Terence Blanchard tells ‘our story’ at the Metropolitan Opera
Terence Blanchard has received a lot of buzz recently, and for good reason. His Fire Shut Up in My Bones, which opens the Metropolitan Opera’s season on Monday, will be the first opera written by a Black American composer to be staged by that esteemed New York organization. Furthermore, the cast, librettist and author of the book from which the story came are all Black. While the history of Black composers being denied the privilege of having their works showcased at the Met is another topic to consider, there is a more important event here, Blanchard says, the telling of “our” story.
First, while the Grammy-winning composer says it is an overwhelming honor for his work to be showcased this way, he has mixed emotions. William Grant Still, Hale Smith, Roger Dickerson, Howard Swanson and many other great Black composers weren't even considered being in this position during their lifetimes. In a New York Times article about Blanchard, Still and his librettist, Langston Hughes, were called dilettantes by the Met in 1942, which Blanchard thought was enormously disrespectful.
“I can't let those people down,” Blanchard says. “I'm proud of not just for myself, but of [choreographer] Camille Brown, [director] James Robinson, [soprano] Angel Blue and all the people that are involved with bringing [librettist] Kasi Lemmon’s words to life.”
The telling of the Black American story is the telling of America, he says.
“Our stories don't exist in a vacuum. Our stories are universal, just like anybody else. We want to be loved and respected. We hurt, and we were abused like other people. But throughout that abuse, some people rise to the occasion.”
In this case, the person who rose to the occasion was Charles Blow, the author of Fire Shut Up in My Bones. The book is a memoir of Blow coming to terms with his painful past of dealing with abuse. The universality of the story attracted Blanchard. One could change all the characters, he says, and the story would still be the same, just presented through a different lens.
Blanchard said that it wasn't until after the opera’s St. Louis premiere in 2019 that he noticed it had an all-Black cast. It just wasn't on his mind because he was telling Blow's story. For him, the most important thing was to show the isolation of being different, the persecution Blow had from his own family and friends, and the people who wanted him to be something other than what he is.
Blanchard said his hope with the Met’s staging of the opera is not only to open up the hearts and minds of audience members, but also to open the door for more people of color.
“I don’t want to be a token; I want to be a turnkey,” he said about his work being featured at the Met.
While others have asked if he thinks his opera will inspire more Black youth to enter classical music and opera, Blanchard fears that what happened to Stills and Hughes will continue to happen today.
“For generations, we've never gotten these opportunities, and people never spoke about it,” he said. “ People assume Black classical artists don't exist, but they do and have serious passion for the art form.
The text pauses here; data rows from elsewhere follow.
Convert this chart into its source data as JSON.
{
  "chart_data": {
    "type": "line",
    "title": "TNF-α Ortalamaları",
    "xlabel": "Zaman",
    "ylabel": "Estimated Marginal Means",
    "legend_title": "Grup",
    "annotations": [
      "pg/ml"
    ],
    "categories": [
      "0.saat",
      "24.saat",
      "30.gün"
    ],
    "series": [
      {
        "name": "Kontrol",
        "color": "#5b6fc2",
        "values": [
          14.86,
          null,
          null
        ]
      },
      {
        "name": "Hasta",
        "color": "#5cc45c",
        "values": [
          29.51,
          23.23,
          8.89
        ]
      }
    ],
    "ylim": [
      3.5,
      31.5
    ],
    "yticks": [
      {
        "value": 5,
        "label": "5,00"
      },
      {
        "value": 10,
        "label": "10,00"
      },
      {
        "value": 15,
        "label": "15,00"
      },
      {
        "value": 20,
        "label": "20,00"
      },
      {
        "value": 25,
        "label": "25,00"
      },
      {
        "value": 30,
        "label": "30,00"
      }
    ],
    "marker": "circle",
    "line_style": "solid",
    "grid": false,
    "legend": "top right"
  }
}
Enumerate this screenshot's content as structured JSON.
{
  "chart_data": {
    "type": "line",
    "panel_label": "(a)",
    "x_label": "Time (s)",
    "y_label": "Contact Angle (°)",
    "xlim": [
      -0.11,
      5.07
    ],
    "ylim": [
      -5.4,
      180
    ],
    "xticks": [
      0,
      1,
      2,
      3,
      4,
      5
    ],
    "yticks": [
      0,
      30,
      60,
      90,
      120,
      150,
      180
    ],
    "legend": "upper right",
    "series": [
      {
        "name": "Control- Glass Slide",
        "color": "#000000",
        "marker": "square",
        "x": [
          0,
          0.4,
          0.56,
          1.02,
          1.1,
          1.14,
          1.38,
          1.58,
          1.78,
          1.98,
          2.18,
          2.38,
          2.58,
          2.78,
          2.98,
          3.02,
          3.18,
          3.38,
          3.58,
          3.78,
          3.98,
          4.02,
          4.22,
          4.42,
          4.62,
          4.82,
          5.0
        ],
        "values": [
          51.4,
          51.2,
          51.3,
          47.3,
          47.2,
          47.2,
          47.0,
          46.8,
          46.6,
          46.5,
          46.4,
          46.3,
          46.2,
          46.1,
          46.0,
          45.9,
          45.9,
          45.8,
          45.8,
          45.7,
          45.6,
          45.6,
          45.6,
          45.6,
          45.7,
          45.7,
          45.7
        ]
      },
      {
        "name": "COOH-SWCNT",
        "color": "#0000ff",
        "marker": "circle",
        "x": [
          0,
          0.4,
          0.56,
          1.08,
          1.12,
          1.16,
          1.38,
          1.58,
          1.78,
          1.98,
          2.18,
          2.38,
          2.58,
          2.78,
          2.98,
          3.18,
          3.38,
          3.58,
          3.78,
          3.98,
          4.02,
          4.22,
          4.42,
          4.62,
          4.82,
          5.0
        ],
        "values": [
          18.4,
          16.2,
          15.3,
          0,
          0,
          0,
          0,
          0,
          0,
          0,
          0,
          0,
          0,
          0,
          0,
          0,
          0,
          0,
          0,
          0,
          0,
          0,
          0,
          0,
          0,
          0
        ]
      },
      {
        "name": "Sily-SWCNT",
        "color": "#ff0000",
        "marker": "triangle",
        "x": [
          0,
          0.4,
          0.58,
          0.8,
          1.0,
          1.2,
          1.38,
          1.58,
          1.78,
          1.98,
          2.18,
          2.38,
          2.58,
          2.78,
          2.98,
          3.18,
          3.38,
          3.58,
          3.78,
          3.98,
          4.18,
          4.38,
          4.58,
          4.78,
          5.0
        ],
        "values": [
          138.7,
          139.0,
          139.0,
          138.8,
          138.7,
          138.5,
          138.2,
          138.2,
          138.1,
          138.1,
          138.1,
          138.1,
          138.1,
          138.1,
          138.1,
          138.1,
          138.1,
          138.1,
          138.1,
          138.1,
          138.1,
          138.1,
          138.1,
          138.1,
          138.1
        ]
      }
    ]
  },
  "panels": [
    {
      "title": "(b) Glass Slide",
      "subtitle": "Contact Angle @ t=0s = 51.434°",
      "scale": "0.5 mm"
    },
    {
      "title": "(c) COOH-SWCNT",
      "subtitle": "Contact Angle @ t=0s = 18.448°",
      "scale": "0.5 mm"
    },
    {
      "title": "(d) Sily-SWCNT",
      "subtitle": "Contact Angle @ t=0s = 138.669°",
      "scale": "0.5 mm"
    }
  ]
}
It's incredible to think that we have all of these young, serious, highly skilled voices and nobody knows who they are — not even the people in opera. There are a lot of well-intentioned people, but the effects of missing the mark is just the same as those who want to keep the status quo.”
Blanchard’s opening at the Met is a small step in the right direction.
As he says his old trumpet teacher always told him: “You have to make an effort to just keep pace with the way the world is evolving — because it's going to evolve with you or without you. So you may as well get on board.”
The Metropolitan Opera’s season opens with Terence Blanchard’s Fire Shut Up in My Bones on Monday, Sept. 27. YourClassical MPR will broadcast an encore of the performance Jan. 8.